Writing and Feedback: A Partnership for Growth

In the articles assigned for this week, John Bean’s “Writing Comments on Student Papers” and Nancy Sommers’ “Responding to Student Writing” both delve into the significance of providing constructive feedback on students’ papers.

Receiving feedback as a writer is an essential and invaluable part of the creative process. It serves as a mirror reflecting not only the strengths but also the weaknesses in our work. Constructive criticism helps writers refine their craft by identifying areas that require improvement, be it in style, clarity, or storytelling. Furthermore, feedback offers a fresh perspective, often revealing nuances and insights we might have missed due to our proximity to our own work. It also helps writers understand their audience better and adapt their writing to connect more effectively. Additionally, feedback builds resilience, fostering the ability to handle rejection and criticism, which is inevitable in the world of writing. Ultimately, feedback is a compass guiding writers toward growth, refinement, and the creation of impactful and resonant pieces of literature.
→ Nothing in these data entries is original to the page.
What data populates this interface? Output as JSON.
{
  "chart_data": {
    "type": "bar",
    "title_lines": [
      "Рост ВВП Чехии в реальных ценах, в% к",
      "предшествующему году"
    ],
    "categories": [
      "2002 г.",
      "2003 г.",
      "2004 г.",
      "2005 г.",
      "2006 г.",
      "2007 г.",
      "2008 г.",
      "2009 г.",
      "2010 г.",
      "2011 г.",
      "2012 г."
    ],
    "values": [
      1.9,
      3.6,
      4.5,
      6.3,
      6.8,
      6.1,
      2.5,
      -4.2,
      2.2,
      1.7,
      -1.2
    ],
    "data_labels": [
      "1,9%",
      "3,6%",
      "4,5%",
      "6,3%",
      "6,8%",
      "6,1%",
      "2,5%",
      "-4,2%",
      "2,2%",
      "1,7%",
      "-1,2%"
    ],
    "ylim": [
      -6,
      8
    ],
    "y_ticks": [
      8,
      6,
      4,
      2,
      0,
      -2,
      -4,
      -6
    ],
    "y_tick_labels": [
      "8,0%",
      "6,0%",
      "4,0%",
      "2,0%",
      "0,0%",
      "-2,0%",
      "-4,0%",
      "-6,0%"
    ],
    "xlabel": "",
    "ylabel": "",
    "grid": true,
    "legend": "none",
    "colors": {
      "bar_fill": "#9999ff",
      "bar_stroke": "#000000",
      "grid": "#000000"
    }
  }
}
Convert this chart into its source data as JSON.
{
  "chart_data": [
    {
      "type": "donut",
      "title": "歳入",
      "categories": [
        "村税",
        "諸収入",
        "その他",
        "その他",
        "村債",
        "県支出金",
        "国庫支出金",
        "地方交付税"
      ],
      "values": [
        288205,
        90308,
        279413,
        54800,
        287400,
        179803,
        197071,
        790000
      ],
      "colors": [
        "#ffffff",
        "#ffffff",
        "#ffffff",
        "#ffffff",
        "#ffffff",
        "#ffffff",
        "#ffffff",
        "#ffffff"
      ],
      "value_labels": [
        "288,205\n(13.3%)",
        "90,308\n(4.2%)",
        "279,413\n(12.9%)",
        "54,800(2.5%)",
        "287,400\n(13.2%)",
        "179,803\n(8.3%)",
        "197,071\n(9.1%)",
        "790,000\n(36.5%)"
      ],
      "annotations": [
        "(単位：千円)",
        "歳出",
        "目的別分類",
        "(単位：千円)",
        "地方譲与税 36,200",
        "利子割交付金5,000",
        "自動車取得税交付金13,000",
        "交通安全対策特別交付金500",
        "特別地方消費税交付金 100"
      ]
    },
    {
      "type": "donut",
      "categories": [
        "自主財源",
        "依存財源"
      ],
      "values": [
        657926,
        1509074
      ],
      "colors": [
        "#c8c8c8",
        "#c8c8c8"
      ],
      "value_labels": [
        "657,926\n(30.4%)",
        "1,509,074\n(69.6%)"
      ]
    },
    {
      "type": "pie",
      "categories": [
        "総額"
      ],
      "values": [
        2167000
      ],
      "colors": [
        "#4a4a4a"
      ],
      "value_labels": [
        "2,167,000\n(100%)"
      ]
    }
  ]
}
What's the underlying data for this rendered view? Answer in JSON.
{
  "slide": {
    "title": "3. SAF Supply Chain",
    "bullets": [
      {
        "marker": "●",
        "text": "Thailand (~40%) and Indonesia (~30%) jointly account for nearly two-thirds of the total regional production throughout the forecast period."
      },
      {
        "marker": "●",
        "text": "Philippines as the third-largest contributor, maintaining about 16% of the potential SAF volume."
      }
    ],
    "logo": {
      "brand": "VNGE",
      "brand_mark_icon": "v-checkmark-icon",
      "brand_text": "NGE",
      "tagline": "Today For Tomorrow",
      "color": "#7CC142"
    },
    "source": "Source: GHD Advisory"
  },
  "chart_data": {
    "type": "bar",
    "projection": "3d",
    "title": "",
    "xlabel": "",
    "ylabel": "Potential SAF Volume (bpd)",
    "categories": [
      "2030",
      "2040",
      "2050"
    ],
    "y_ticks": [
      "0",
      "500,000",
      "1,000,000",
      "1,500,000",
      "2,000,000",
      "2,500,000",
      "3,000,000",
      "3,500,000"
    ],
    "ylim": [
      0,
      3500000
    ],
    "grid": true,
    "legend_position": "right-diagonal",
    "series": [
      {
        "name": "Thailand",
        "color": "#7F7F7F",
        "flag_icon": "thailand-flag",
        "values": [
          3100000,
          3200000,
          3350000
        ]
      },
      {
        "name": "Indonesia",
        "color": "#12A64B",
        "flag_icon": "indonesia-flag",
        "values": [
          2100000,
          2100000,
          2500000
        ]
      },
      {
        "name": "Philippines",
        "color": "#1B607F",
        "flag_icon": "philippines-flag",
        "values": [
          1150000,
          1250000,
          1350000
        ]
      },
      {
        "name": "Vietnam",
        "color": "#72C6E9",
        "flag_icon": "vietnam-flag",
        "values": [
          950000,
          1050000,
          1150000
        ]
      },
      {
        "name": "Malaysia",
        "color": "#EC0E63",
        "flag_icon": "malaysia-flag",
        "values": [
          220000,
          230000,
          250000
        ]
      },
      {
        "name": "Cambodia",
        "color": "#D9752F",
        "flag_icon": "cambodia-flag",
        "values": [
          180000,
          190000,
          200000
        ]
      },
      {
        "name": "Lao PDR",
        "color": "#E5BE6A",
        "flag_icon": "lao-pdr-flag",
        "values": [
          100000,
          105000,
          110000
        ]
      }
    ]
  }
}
During my elementary school years in my English classes, I vividly remember embarking on the writing journey, which consisted of prewriting, drafting, revising, and editing. This process frequently appeared as the most daunting aspect of writing, yet it has consistently served as an indispensable cornerstone for my writing abilities throughout my life.

At times when I didn’t receive constructive, guiding feedback, I felt like I was tailoring my work to meet the teacher’s expectations for a grade rather than advancing as a writer. This crucial feedback, or lack thereof, can make or break a writer. When students receive thoughtful and instructive feedback, it acts as a springboard for growth and fosters a deeper understanding of the craft. However, without such guidance, students may stagnate, only ticking boxes for grades without internalizing the art of effective writing. The impact of a teacher’s feedback can fuel a writer’s evolution or hinder it, making it a pivotal factor in one’s writing journey.

In the article by John Bean, he urges teachers to enhance their grading practices. To underscore the significance of this aspect of grading, Bean draws a comparison to butterflies. He suggests that the concluding comment on a draft is akin to a butterfly before undergoing metamorphosis – at this stage, it resembles a caterpillar. However, through effective feedback and revision, it can transform into a beautiful butterfly. I found this analogy to be a brilliant representation of the writing process.

Moreover, in Nancy Sommers’ article, she claims it is crucial to differentiate comments on drafts from those on final essays. On rough drafts, it should assess where the draft is now and offer encouragement of where it could go. In the draft stage, teachers can push students to strengthen and possibly reframe or reorganize their arguments. However, on final drafts, comments should assess the strengths and weakness of the paper, but focus on transferrable lessons for future assignments like, “In your next paper, you might want to try…” or “Before writing your next paper, ask yourself…”

Sommers makes a valid point when she mentions,

In commenting on our students’ writing, however, we have an additional pedagogical purpose. As teachers we know that most students find it difficult to imagine a reader’s response in advance, and to use such responses as a guide in composing. Thus, we comment on student writing to dramatize the presence of a reader, to help our students to become that questioning reader themselves, because, ultimately, we believe that becoming such a reader will help them to evaluate what they have written and develop control over their writing.

Sommers’ perspective highlights the transformative potential of thoughtful feedback in the writing process. By helping students become more aware of their audience and writing choices, educators can empower them to become more effective and self-reliant writers in the long run.

I found both articles to be valuable guidance not only for educators but also for individuals in professions involving the evaluation and feedback of student papers. These articles underscore a perspective that resonates deeply with me: the belief that teacher feedback should function as a guiding path for students and individuals alike, empowering them to reach their utmost potential in their writing journey.

The role of teacher feedback should extend far beyond the correction of errors. It should catalyze growth and improvement. Teacher comments should possess the transformative power to inspire students, instilling a sense of purpose and motivation to revise and refine their papers. When a teacher provides effective feedback, it can ignite a desire for mastery, encouraging students to take pride in their work and view the revision process as an opportunity for enhancement and self-discovery.